Defense Minister Ehud Barak is right. If there is one issue that justifies a coalition crisis, it is the effort to halt the extraordinary rise in the number of yeshiva students who evade military service. Experience shows, however, that on this issue Barak tends to fight like a lion and go down like a fly. His initiative must therefore be regarded with some suspicion - perhaps even with a great deal of it.
Over the last 20 years, the enlistment of yeshiva students has been Israeli politics' finest electoral horse. The Shinui party rode it in the 2003 elections on its way to 15 Knesset seats. Barak harnessed it to his own race for prime minister. In May 1998 he submitted a bill under which the number of yeshiva students granted a deferral of military service would be limited to 700 a year - one-seventh the current number.
After the elections, however, Barak sold off his promises at bargain prices to his ultra-Orthodox coalition partners and considered it enough to establish a commission, headed by retired Supreme Court justice Zvi Tal, to investigate the matter. Barak's decade-old promise to draft yeshiva students occupies a top place on Israeli politics' list of campaign checks that bounced.
Since it is hard to believe that now, nine years later, the defense minister has suddenly recalled his deep commitment to drafting yeshiva students, there is no avoiding one or both of two conclusions. One is grounded in the issue itself: Barak, as defense minister, is more attuned than the rest of the public to the fact that the rate of Haredi men evading army service has become unbearable. The second conclusion involves ulterior motives: Barak's political intuition, or that of his advisers or their focus groups, says that this horse may be old, but it can still gallop like hell in the next elections.
One of the main reasons for the loss of faith in Israel's political system is the candidates' habit of making promises they have no chance of keeping. Barak is now reawakening the secular Israeli's deepest feelings of disenfranchisement: the sense that he is a sucker, required to serve in the army and risk his life defending some 50,000 ultra-Orthodox men who sacrifice themselves in the tent of the Torah.
Barak must not mislead the Israeli public again.

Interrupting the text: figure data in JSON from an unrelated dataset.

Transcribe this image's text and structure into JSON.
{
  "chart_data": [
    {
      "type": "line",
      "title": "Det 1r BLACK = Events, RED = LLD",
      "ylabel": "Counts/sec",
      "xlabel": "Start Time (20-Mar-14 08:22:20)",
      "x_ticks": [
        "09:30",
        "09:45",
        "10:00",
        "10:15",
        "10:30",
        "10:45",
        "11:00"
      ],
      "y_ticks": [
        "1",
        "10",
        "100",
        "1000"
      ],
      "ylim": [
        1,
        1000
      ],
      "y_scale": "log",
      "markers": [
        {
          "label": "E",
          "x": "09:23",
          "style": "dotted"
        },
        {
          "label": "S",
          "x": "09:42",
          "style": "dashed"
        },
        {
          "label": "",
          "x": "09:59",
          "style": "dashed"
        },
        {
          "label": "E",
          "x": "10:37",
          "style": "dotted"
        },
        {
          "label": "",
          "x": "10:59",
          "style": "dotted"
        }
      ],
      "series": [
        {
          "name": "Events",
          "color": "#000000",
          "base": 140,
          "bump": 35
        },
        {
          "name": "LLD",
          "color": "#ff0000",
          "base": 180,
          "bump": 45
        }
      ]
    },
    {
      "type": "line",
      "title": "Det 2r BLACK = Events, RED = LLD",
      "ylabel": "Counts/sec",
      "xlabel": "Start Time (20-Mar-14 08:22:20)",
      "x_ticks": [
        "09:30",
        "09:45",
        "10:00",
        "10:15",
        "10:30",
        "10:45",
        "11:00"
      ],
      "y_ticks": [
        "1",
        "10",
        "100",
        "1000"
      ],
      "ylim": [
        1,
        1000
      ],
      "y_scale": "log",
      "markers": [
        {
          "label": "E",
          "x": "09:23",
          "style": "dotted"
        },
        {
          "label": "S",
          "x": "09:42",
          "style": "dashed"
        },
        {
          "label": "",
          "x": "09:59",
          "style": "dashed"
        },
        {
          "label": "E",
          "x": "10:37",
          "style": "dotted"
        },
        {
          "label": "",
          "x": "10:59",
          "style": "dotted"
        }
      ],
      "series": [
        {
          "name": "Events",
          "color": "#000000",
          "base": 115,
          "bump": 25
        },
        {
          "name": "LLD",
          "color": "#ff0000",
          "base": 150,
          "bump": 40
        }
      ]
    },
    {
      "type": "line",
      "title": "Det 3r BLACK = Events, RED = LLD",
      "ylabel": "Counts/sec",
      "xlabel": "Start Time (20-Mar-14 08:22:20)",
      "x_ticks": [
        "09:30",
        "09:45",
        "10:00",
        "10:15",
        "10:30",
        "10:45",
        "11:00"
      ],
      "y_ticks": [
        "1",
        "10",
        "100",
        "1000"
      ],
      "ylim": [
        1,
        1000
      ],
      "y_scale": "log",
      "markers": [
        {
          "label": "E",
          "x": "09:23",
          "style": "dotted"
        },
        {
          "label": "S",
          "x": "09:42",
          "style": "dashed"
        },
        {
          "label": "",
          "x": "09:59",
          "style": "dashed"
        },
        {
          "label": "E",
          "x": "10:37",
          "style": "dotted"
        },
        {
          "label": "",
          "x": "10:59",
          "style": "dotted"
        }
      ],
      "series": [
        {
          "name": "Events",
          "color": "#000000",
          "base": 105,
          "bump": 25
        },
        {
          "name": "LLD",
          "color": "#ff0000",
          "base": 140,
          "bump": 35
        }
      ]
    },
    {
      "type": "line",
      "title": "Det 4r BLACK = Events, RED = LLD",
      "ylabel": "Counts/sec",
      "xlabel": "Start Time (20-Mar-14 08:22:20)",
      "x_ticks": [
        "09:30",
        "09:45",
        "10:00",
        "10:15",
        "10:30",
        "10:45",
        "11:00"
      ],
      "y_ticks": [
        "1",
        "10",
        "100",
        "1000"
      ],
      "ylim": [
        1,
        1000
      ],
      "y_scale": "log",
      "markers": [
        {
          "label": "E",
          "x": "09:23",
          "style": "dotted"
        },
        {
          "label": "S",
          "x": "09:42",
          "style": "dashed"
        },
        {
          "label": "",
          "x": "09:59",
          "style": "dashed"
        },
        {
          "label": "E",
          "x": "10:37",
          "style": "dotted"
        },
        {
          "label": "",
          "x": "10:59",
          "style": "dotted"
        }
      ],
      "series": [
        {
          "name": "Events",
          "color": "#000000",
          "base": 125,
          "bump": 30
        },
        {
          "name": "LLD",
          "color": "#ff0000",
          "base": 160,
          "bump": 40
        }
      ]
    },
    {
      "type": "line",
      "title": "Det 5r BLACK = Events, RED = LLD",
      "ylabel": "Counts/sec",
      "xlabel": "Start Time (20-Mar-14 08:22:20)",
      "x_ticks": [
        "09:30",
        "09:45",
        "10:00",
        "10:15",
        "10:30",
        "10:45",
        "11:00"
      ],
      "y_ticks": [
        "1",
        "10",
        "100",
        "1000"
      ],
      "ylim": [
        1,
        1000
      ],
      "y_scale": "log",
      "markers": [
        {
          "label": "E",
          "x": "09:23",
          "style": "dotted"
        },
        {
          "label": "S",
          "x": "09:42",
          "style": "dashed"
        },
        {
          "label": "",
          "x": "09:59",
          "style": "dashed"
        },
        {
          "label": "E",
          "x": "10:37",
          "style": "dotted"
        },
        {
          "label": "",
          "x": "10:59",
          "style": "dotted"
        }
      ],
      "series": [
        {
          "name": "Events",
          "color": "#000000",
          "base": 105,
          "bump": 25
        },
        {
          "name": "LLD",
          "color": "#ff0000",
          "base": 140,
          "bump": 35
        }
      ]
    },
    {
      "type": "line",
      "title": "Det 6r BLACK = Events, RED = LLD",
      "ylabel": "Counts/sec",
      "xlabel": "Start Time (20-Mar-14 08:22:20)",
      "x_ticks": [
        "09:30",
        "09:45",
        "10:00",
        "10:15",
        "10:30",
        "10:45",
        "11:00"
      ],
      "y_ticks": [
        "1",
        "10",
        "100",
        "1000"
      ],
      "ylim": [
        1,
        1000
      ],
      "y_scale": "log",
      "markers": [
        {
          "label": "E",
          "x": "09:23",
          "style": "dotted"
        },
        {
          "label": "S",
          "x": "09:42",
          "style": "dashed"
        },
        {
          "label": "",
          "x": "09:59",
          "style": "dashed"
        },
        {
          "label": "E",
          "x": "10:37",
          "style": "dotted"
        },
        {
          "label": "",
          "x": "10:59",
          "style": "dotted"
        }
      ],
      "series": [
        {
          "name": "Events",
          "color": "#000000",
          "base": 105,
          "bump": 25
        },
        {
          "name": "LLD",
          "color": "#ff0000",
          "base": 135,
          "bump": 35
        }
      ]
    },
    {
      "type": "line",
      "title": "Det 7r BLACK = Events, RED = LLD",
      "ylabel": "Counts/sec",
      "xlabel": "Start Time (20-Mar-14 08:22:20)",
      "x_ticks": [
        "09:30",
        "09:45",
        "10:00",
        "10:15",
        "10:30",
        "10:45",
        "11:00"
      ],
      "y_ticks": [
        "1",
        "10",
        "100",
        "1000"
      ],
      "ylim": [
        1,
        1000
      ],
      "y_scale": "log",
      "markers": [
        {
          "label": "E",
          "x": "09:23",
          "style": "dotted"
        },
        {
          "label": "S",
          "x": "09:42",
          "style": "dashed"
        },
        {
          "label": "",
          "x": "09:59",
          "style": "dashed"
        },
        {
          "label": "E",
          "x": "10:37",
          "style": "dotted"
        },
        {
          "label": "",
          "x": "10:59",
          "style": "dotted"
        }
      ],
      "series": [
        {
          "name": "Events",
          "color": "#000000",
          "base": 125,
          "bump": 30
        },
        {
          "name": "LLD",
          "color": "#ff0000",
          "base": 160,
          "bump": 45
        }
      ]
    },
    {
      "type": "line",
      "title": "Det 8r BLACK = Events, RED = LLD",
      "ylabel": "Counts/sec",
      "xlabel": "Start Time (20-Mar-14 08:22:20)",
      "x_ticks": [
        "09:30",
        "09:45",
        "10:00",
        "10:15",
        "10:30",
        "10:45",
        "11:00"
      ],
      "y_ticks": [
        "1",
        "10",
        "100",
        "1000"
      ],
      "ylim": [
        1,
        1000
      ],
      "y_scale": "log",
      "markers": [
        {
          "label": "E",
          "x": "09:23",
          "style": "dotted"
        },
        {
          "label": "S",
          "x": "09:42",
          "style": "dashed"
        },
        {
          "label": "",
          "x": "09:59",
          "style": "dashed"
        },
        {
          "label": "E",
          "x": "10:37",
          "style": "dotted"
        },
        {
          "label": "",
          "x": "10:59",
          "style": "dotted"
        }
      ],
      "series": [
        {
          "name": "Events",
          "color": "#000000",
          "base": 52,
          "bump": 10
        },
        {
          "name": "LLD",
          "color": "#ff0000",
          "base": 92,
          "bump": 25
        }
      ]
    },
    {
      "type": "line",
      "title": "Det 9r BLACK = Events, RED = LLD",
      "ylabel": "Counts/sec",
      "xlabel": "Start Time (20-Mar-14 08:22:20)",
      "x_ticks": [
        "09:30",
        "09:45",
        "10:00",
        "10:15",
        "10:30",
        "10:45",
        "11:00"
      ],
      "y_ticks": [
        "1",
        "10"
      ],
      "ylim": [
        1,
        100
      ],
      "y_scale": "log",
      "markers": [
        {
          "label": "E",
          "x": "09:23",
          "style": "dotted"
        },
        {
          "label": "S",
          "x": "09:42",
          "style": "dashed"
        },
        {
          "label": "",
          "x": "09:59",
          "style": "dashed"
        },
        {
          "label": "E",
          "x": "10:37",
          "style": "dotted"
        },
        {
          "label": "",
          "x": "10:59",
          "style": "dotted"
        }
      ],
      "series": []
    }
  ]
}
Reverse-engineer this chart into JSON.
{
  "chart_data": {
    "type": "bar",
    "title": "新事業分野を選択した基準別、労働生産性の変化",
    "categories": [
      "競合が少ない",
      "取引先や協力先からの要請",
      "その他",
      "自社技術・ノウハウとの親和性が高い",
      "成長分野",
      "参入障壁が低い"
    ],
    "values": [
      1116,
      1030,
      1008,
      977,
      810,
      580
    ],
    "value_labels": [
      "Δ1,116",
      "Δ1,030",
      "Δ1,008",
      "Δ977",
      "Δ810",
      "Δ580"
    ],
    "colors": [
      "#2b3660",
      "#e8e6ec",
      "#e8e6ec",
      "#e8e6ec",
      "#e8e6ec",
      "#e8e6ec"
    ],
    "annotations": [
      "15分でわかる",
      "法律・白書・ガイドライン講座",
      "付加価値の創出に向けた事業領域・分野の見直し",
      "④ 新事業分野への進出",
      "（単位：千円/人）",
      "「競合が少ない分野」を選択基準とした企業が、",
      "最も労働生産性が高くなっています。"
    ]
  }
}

He must not lead them into another fight for enlisting yeshiva students - not if he ultimately ends up hurrying to the Shas party's spiritual leader, Rabbi Ovadia Yosef, to get a few affectionate slaps and sell his voters for the pottage of a coalition alliance.
In truth, it is hard to think of a more justified fight than the one Barak has declared. Some 11 percent of potential recruits now opt to serve in a yeshiva. In 2020 their rate is expected to reach around 25 percent. This has far-reaching implications not only for the size of the army, but for the willingness of non-Haredi Israelis to enlist. It is a situation that threatens Israel's security and delivers a heavy blow to the national stamina.
Barak's decision is therefore revolutionary, but it is not a big enough step. Halting the state's recognition of new yeshivas is not enough. The list of existing yeshivas must be reexamined, and yeshivas that are too small or do not meet the supervision standards of the Religious Affairs Ministry must be dropped from it.
A quota must be set, beyond which no new students will be added to the deferred service arrangement. The quota will undoubtedly be bigger than it should be - for example, 5,000 instead of several hundreds, or 10 percent rather than 2 percent of the annual draftee pool - but it must be absolute. The issue should become central in the next elections, and all candidates must be required to take a clear-cut position on it.
And finally, a bit of utopia: Imagine if the heads of all parties whose constituents and elected officials serve in the military were to approach the heads of the ultra-Orthodox parties and inform them that the time had come to reach a new arrangement.
According to this vision, a commission of negotiation - or, if you will, of national reconciliation - would be established to work out an agreement on quotas and the conditions that would allow Haredi draftees to maintain their religious lifestyle while in the army.
Unfortunately, it is not only the Zionist public's leadership crisis that prevents this scenario from coming true. It is also made impossible by the leadership crisis of the Haredi public, whose religious sages - Gedolei Hatorah - are not as great as the term suggests. As a result, instead of bringing about the revolutions necessary for the existence of the ultra-Orthodox public and Jews in general in the Land of Israel, they prefer to entrench themselves in an uncompromising zealotry.